Sea cual fuere el gobierno que salga de los próximos comicios, si es que no se repiten las elecciones, España no tendrá paz, al menos que no sea la paz de los cementerios que es la que impera de unos años a esta parte. «La paz perpetua» es el título de una obra de Kant. […]
Sea cual fuere el gobierno que salga de los próximos comicios, si es que no se repiten las elecciones, España no tendrá paz, al menos que no sea la paz de los cementerios que es la que impera de unos años a esta parte. «La paz perpetua» es el título de una obra de Kant. El título surge de la observación de una pintura satírica dispuesta por un posadero holandés en la publicidad de su albergue en la que Kant vio la imagen de un cementerio que llevaba, cuyo epígrafe era «la paz perpetua». En aquel entonces, el mundo estaba conmocionado por los principios de la Revolución Francesa, lo que comprometía a los filósofos en sus reflexiones sobre las nuevas relaciones mundiales. La paz era entonces casi una utopía de los muertos…

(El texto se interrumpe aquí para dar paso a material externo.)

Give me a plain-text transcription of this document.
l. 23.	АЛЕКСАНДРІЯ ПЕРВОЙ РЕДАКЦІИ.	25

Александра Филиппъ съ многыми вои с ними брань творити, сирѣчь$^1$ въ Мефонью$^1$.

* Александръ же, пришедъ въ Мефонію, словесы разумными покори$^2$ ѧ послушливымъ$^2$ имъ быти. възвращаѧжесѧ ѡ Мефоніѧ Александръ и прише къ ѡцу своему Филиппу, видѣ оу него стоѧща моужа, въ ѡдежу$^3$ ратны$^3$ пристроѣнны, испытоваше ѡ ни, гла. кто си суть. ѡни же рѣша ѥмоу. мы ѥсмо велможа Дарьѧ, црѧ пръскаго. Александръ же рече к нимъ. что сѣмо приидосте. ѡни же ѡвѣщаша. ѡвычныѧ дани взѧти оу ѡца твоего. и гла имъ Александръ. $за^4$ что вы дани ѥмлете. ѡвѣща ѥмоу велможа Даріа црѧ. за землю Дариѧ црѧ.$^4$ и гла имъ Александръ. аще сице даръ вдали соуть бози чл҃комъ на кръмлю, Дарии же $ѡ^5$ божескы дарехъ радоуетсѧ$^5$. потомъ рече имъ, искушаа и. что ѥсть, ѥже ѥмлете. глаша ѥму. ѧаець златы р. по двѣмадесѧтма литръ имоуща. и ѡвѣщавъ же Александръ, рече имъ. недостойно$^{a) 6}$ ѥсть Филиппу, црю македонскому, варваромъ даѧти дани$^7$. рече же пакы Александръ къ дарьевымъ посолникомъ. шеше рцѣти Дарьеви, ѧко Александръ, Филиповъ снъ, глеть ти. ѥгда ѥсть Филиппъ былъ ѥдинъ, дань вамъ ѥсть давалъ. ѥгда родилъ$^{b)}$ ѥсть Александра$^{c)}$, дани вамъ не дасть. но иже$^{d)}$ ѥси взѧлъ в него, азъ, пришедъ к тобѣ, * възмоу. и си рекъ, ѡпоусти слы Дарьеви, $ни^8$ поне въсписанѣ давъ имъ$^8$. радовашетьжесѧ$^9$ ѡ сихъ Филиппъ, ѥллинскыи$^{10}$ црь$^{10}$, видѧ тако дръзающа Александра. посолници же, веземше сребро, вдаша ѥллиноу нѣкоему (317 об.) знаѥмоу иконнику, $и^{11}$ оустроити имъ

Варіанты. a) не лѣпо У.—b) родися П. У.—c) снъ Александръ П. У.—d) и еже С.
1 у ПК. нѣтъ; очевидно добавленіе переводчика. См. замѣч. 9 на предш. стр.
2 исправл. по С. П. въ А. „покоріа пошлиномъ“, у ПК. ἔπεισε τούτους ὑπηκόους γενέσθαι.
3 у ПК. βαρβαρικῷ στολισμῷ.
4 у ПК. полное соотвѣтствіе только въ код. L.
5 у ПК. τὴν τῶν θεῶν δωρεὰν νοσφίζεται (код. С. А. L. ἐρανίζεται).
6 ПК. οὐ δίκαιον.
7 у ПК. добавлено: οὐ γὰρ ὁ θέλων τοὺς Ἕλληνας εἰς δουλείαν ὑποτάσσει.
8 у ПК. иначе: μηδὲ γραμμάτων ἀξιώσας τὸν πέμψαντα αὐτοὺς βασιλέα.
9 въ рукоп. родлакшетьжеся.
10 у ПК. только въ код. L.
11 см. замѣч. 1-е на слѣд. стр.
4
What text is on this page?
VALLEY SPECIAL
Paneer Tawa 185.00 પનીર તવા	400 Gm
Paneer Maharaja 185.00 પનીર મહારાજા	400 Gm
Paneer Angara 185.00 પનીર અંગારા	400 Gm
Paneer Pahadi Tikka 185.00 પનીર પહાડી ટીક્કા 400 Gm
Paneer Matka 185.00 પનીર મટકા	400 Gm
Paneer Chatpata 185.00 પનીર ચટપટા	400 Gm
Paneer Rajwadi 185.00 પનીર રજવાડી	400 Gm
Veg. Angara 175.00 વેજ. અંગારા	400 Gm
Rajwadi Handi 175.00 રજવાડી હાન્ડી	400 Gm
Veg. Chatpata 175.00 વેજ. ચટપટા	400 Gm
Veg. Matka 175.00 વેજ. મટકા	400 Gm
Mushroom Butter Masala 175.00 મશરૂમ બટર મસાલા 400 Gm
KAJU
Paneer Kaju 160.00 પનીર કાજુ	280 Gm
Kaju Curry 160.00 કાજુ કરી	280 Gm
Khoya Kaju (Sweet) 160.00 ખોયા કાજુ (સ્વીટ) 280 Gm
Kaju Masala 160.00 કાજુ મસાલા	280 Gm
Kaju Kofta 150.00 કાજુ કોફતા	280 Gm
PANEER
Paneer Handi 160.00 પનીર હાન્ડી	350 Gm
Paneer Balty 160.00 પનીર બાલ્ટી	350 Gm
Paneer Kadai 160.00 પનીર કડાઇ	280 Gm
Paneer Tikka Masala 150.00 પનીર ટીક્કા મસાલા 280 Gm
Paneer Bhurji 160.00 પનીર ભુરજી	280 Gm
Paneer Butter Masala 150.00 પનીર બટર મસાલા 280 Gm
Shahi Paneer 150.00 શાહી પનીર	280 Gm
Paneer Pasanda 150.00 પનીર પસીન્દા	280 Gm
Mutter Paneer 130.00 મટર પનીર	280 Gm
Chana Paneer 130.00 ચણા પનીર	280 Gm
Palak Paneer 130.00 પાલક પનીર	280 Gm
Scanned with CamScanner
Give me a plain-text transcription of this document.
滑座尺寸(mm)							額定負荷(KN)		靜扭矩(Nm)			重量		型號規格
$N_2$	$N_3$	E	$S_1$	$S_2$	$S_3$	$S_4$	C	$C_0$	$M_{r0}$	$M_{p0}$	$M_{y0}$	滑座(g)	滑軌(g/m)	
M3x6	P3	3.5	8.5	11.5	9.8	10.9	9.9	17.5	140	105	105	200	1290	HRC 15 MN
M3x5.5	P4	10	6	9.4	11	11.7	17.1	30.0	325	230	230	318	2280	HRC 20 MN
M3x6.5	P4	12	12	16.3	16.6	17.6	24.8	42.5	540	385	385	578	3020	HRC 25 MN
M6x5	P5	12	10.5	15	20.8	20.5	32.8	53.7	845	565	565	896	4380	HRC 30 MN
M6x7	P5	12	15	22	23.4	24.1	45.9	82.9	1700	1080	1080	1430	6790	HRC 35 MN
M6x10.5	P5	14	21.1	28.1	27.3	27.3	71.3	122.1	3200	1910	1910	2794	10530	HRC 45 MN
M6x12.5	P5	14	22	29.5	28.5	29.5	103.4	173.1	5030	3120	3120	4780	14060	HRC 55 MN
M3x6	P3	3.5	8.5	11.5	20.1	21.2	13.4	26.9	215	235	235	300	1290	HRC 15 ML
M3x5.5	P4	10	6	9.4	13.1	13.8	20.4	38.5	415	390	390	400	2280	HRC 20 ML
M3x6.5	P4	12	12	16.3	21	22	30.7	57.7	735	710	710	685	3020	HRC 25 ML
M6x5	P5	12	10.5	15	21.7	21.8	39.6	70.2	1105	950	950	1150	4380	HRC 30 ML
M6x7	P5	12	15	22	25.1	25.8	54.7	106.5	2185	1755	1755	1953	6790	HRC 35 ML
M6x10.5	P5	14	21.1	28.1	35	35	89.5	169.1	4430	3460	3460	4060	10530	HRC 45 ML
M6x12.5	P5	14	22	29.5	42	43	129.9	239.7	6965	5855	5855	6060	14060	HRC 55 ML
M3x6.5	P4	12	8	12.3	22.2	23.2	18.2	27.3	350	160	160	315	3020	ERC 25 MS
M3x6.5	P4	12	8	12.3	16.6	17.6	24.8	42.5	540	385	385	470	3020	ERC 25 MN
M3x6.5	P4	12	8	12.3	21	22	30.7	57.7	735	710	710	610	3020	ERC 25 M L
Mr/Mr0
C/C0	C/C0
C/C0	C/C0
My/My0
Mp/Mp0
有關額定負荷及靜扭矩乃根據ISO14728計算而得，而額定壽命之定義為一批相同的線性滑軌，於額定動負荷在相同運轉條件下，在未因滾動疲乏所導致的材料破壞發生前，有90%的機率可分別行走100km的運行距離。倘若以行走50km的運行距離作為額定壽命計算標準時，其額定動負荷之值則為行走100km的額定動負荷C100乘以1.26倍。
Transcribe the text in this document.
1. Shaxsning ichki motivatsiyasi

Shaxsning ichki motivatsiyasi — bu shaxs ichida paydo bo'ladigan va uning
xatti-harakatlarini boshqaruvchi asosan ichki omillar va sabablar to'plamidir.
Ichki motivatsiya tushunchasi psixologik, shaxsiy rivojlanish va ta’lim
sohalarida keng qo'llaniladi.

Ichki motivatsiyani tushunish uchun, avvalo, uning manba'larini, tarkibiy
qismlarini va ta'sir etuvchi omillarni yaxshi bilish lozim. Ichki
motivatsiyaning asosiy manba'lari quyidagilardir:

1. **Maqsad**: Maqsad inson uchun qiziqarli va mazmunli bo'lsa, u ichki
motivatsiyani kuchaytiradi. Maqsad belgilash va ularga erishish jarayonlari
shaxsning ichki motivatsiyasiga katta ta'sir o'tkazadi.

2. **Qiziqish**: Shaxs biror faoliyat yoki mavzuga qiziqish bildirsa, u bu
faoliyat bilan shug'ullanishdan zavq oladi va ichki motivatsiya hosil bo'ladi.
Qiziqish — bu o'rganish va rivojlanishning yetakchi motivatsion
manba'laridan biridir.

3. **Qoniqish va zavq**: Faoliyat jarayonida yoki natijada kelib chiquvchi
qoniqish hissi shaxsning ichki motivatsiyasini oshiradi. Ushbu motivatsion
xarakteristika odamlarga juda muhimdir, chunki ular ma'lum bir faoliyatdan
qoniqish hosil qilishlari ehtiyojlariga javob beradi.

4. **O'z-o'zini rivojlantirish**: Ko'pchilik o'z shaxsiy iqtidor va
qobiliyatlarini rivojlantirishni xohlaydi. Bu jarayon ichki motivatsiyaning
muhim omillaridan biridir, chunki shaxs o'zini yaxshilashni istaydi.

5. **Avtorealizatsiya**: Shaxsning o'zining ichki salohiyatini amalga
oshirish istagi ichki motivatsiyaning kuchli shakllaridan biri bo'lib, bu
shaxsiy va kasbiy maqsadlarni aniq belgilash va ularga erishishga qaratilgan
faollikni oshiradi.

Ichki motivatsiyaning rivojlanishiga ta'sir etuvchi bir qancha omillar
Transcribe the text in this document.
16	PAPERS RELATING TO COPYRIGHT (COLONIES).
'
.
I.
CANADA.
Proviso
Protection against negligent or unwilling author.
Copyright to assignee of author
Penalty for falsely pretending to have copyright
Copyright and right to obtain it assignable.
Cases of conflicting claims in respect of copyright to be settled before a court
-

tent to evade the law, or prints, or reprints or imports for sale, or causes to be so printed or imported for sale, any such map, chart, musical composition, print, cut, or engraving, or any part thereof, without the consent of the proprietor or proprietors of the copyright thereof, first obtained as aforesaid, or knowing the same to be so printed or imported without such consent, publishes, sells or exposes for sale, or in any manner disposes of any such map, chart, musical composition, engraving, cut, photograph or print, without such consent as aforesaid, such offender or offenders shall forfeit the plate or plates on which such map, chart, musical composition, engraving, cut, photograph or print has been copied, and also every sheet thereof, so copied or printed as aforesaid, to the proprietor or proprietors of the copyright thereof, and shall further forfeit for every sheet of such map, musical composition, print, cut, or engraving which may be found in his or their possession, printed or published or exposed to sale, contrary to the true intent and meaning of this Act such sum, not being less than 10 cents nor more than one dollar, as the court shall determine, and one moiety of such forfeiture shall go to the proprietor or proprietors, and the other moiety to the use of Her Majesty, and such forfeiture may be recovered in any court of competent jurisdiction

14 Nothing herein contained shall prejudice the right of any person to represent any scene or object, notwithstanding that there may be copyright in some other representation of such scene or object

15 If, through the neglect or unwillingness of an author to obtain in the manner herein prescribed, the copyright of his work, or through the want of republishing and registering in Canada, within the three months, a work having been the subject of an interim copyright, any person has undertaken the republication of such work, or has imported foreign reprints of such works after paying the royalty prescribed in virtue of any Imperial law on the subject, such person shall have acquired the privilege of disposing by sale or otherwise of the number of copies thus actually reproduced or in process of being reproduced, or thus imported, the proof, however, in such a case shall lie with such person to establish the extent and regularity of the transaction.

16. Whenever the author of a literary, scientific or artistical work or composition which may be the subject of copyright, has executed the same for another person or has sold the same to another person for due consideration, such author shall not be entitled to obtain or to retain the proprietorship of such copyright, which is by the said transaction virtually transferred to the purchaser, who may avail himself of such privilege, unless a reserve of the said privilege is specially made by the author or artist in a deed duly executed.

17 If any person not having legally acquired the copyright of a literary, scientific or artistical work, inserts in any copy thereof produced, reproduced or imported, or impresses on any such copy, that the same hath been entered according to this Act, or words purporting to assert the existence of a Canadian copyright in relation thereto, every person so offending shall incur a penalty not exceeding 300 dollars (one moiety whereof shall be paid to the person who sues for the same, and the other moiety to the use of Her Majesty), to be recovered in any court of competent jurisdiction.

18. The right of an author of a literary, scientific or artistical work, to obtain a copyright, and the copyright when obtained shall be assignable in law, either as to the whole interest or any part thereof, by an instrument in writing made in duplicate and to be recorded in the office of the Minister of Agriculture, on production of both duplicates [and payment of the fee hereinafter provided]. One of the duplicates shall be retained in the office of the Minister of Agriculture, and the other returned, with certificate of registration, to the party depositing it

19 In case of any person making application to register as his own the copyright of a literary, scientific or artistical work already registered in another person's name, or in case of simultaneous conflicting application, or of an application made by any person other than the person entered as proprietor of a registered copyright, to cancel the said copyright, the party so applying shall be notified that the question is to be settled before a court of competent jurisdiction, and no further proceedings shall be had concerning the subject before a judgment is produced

Para mantener la paz resultaría útil que los gobiernos escuchasen a los filósofos. Normalmente los políticos piensan que no necesitan aprender nada de esos perdedores. Además, los políticos, que suelen ser juristas, sienten una irresistible inclinación a aplicar las leyes vigentes sin investigar si acaso serían susceptibles de perfeccionarse. Como las personas que tienen esta forma de pensar suelen ser las que tienen el poder y, por tanto, la fuerza, deducen que su visión del mundo es la más inteligente y que los intelectuales son personas fracasadas que nada tienen que aportar. Además, los políticos españoles al uso, los que se han alternado durante casi medio siglo en el poder político, deseosos de mantener el statuo quo que les es muy favorable, hacen constantemente una lectura interesada de la ley conforme a esos intereses difusos pero concretos que dictan sus decisiones, contradiciéndose a menudo a sí mismos y traicionando los postulados que un día les llevaron al poder. Con ello no pretendo decir que todos los políticos deban hacerse intelectuales, y mucho menos que los filósofos deban tener el poder, pues «la mera posesión de la fuerza perjudica inevitablemente al libre ejercicio de la razón», al decir de Kant. Pero si los polí ticos escuchasen a los intelectuales, que no van a decirles lo que quieren oír, no hacen proselitismo y se apartan del pensamiento de club, obtendrían sugerencias lúcidas de las que no deberían prescindir. Pero esto no va a ser así. En España las décadas y los siglos pasan en vano, los filósofos pierden el tiempo y los que gobiernan retrasan el desarrollo de la historia no tanto por falta de lectura, que también, como por la resistencia infinita a practicar y a extender la tolerancia.
Sea cual sea, pues, el gobierno, digo, ni va haber paz ni se hará hueco alguno a la tolerancia imprescindible para la paz. Pues ese gobierno estará trufado por maximalismos. Compuesto en cualquier caso por ánimos extremos y de signo absolutamente opuesto. En ambos casos explicados por su respectiva ideología. En España no varía el trasfondo de la sociedad: las ideologías políticas están tan enfrentadas como lo están las religiones monoteístas. Y en ningún caso los partidos van a renunciar, ni a ellas ni a sus propósitos. Por dos razones. La primera es que no ya los políticos sino la opinión pública, no han alcanzado el nivel de conciencia de la tolerancia que se necesita para la convivencia. La segunda es que no hay gobiernos, sino sociedades anónimas de esos intereses mencionados que están detrás de toda la palabrería política.
En resumen, ambos factores van a ser determinantes de una tensión política trasvasada a la sociedad, que aconsejará a todo aquel que pueda, y al que no pueda le supondrá una profunda frustración, marcharse del país.
En todo caso, así como en tiempos posteriores a la Revolución Francesa la paz era una utopía de los muertos, la única paz posible en España siempre ha sido consecuencia de la sumisión a la intolerancia. A la intolerancia, primero del feudalismo, luego del absolutismo monárquico, siempre a la intolerancia de la jerarquía católica, luego a la de una dictadura de 43 años y, desde 1978, a la intolerancia de la casta social dominante encaramada en la política, en la justicia, en la empresa, en la banca, en la mayoría de los medios de comunicación, en la mayoría de los centros sanitarios y en la mayoría de las escuelas. Por eso, no esperemos paz y estabilidad en ningún caso. Porque el drama hispánico es hoy día una paradoja. Y la paradoja es que, si los ganadores de las inminentes elecciones fuesen los que deben desbancar a los de siempre, la vida en España se haría más insoportable todavía…
Jaime Richart, Antropólogo y jurista.